Because of its past, Hill-Maini’s lab has been experimenting with a mold called Neurospora, which is responsible for the cheese’s fermentation. In Indonesia, soy milk waste was traditionally fermented using Neurospora intermedia to create a dish known as oncom. Through repeated human use over centuries, the fungus was effectively domesticated and encouraged to grow on substrates that most organisms would overlook. Today, Hill-Maini and his group are using cutting-edge gene-editing technology to speed up what used to take generations. The DBTL cycle—design, build, taste, learn—sounds almost too tidy for something involving mold and leftover food, but the outcomes seem to support the optimism, at least in this instance.

Because the term “fermentation” is used so widely that it occasionally loses its meaning, it is worthwhile to consider what fermentation actually accomplishes in this context. In contrast to a compost pile, fungi do more than just break down waste. They are transforming complex plant matter, such as cellulose, fiber, and molecules that the human digestive system is unable to digest, into protein, flavor compounds, and culinary and nutritional substances. A Neurospora mold, a few other ingredients, and whatever waste was used as the substrate were used to make the cheese that was produced in the lab. Hill-Maini won’t reveal what that waste was just yet, but a paper is on the way. However, the outcome is reported to have a flavor and texture similar to Pecorino or Parmigiano, which is a serious assertion.
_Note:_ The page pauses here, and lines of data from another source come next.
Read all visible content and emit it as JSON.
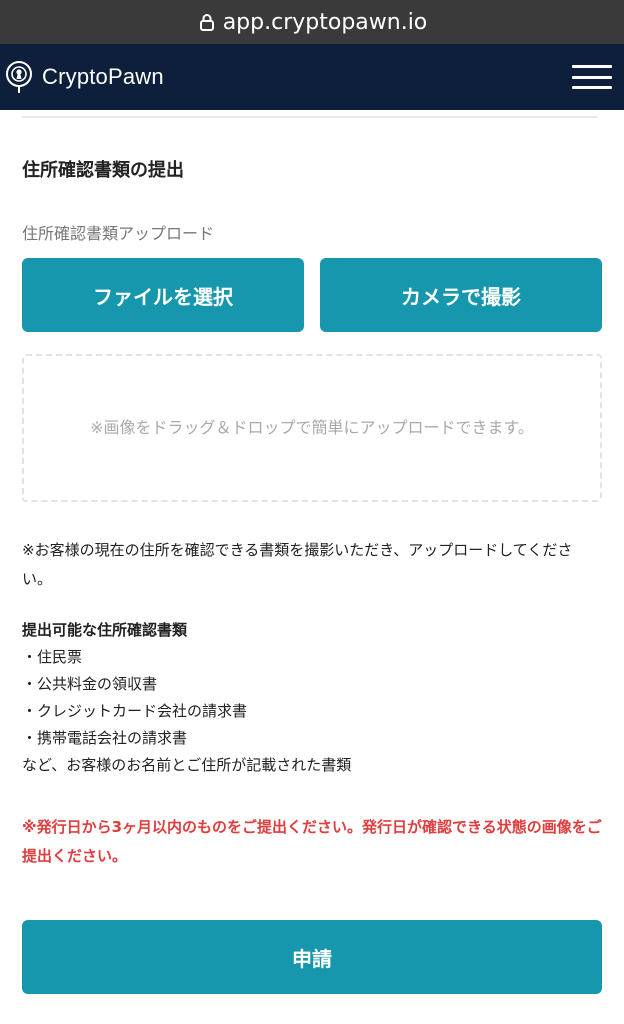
{
  "browser": {
    "url": "app.cryptopawn.io",
    "lock_icon": "lock-icon"
  },
  "header": {
    "brand_name": "CryptoPawn",
    "logo_icon": "pawn-logo-icon",
    "menu_icon": "hamburger-menu-icon"
  },
  "form": {
    "title": "住所確認書類の提出",
    "upload_label": "住所確認書類アップロード",
    "select_file_label": "ファイルを選択",
    "camera_label": "カメラで撮影",
    "dropzone_text": "※画像をドラッグ＆ドロップで簡単にアップロードできます。",
    "notice": "※お客様の現在の住所を確認できる書類を撮影いただき、アップロードしてください。",
    "docs_title": "提出可能な住所確認書類",
    "docs": [
      "住民票",
      "公共料金の領収書",
      "クレジットカード会社の請求書",
      "携帯電話会社の請求書"
    ],
    "docs_tail": "など、お客様のお名前とご住所が記載された書類",
    "warning": "※発行日から3ヶ月以内のものをご提出ください。発行日が確認できる状態の画像をご提出ください。",
    "submit_label": "申請"
  },
  "colors": {
    "accent": "#1797ad",
    "header_bg": "#0d1f3a",
    "warning": "#e03d3d"
  }
}
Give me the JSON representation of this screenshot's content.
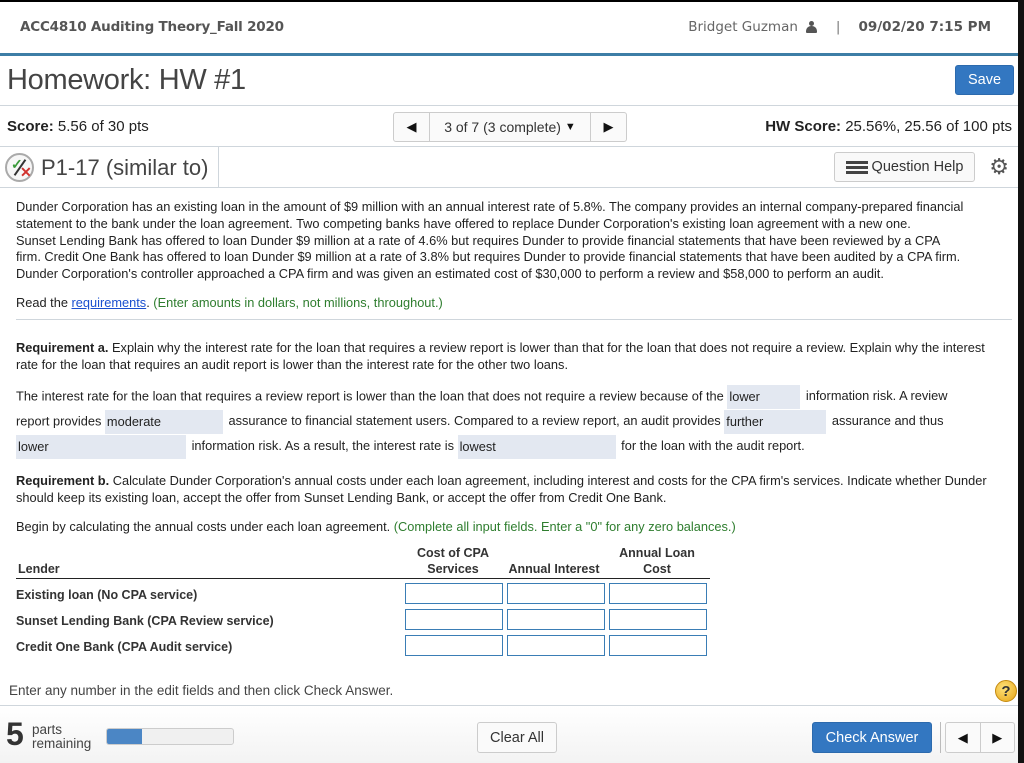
{
  "topbar": {
    "course": "ACC4810 Auditing Theory_Fall 2020",
    "user_name": "Bridget Guzman",
    "separator": "|",
    "datetime": "09/02/20 7:15 PM"
  },
  "header": {
    "title": "Homework: HW #1",
    "save_label": "Save"
  },
  "score_row": {
    "score_label": "Score:",
    "score_value": "5.56 of 30 pts",
    "question_nav": "3 of 7 (3 complete)",
    "hw_score_label": "HW Score:",
    "hw_score_value": "25.56%, 25.56 of 100 pts"
  },
  "question": {
    "title": "P1-17 (similar to)",
    "help_label": "Question Help"
  },
  "problem": {
    "lines": [
      "Dunder Corporation has an existing loan in the amount of $9 million with an annual interest rate of 5.8%. The company provides an internal company-prepared financial",
      "statement to the bank under the loan agreement. Two competing banks have offered to replace Dunder Corporation's existing loan agreement with a new one.",
      "Sunset Lending Bank has offered to loan Dunder $9 million at a rate of 4.6% but requires Dunder to provide financial statements that have been reviewed by a CPA",
      "firm. Credit One Bank has offered to loan Dunder $9 million at a rate of 3.8% but requires Dunder to provide financial statements that have been audited by a CPA firm.",
      "Dunder Corporation's controller approached a CPA firm and was given an estimated cost of $30,000 to perform a review and $58,000 to perform an audit."
    ],
    "read_prefix": "Read the ",
    "read_link": "requirements",
    "read_suffix": ".",
    "read_note": " (Enter amounts in dollars, not millions, throughout.)"
  },
  "req_a": {
    "label": "Requirement a.",
    "text": " Explain why the interest rate for the loan that requires a review report is lower than that for the loan that does not require a review. Explain why the interest rate for the loan that requires an audit report is lower than the interest rate for the other two loans.",
    "line1_a": "The interest rate for the loan that requires a review report is lower than the loan that does not require a review because of the",
    "dd1": "lower",
    "line1_b": "information risk. A review",
    "line2_a": "report provides",
    "dd2": "moderate",
    "line2_b": "assurance to financial statement users. Compared to a review report, an audit provides",
    "dd3": "further",
    "line2_c": "assurance and thus",
    "dd4": "lower",
    "line3_a": "information risk. As a result, the interest rate is",
    "dd5": "lowest",
    "line3_b": "for the loan with the audit report."
  },
  "req_b": {
    "label": "Requirement b.",
    "text": " Calculate Dunder Corporation's annual costs under each loan agreement, including interest and costs for the CPA firm's services. Indicate whether Dunder should keep its existing loan, accept the offer from Sunset Lending Bank, or accept the offer from Credit One Bank.",
    "begin": "Begin by calculating the annual costs under each loan agreement.",
    "begin_note": " (Complete all input fields. Enter a \"0\" for any zero balances.)"
  },
  "table": {
    "headers": {
      "lender": "Lender",
      "cpa_1": "Cost of CPA",
      "cpa_2": "Services",
      "interest": "Annual Interest",
      "loan_1": "Annual Loan",
      "loan_2": "Cost"
    },
    "rows": [
      {
        "lender": "Existing loan (No CPA service)",
        "cpa": "",
        "interest": "",
        "cost": ""
      },
      {
        "lender": "Sunset Lending Bank (CPA Review service)",
        "cpa": "",
        "interest": "",
        "cost": ""
      },
      {
        "lender": "Credit One Bank (CPA Audit service)",
        "cpa": "",
        "interest": "",
        "cost": ""
      }
    ]
  },
  "footer": {
    "hint": "Enter any number in the edit fields and then click Check Answer.",
    "parts_count": "5",
    "parts_label_1": "parts",
    "parts_label_2": "remaining",
    "progress_fraction": 0.28,
    "clear_label": "Clear All",
    "check_label": "Check Answer",
    "help_symbol": "?"
  },
  "colors": {
    "accent": "#3d7ea6",
    "primary_button": "#3377c1",
    "dropdown_fill": "#e3e8f1",
    "note_green": "#2e7d2e",
    "link_blue": "#1a4fcf"
  }
}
Hill-Maini’s insistence that significant changes in the food system are not the same as scientific success in a lab is part of what makes his work worthwhile. He has publicly discussed the GMO backlash as a warning example, pointing out that technology that is developed without considering public opinion will eventually clash with it. His lab’s choice to retain a chef on staff, including one from Spain’s two Michelin-starred Mugaritz restaurant, demonstrates a sincere conviction that chefs have a deeper understanding of desire and trust than scientists do. He has observed that people are unlikely to alter their diet just because it is better for the environment. Taste must be prioritized.
Watching this work gives me the impression that, for once, the philosophy and the science are in harmony. Approximately one-third of all food produced worldwide is lost or wasted before it reaches a plate, and the consequences for emissions are substantial, so food waste is not a specialized environmental issue. For thousands of years, filamentous fungi have been quietly contributing to human kitchens with products like blue cheese, miso, sake, and soy sauce by working on substrates that humans did not directly consume. Hill-Maini’s contribution is to use modern biotechnology to address the question of what else those same organisms might be doing more quickly than has ever been possible.
It’s still unclear if the leftover cheese will eventually find its way to consumers through a startup, a licensing agreement, or some other route. Publication of the science and process improvement are the lab’s current priorities. However, there is at least one compelling new answer to the question of what food could be made from, as evidenced by something grat-able, salty, and seemingly delicious sitting in a jar at Stanford.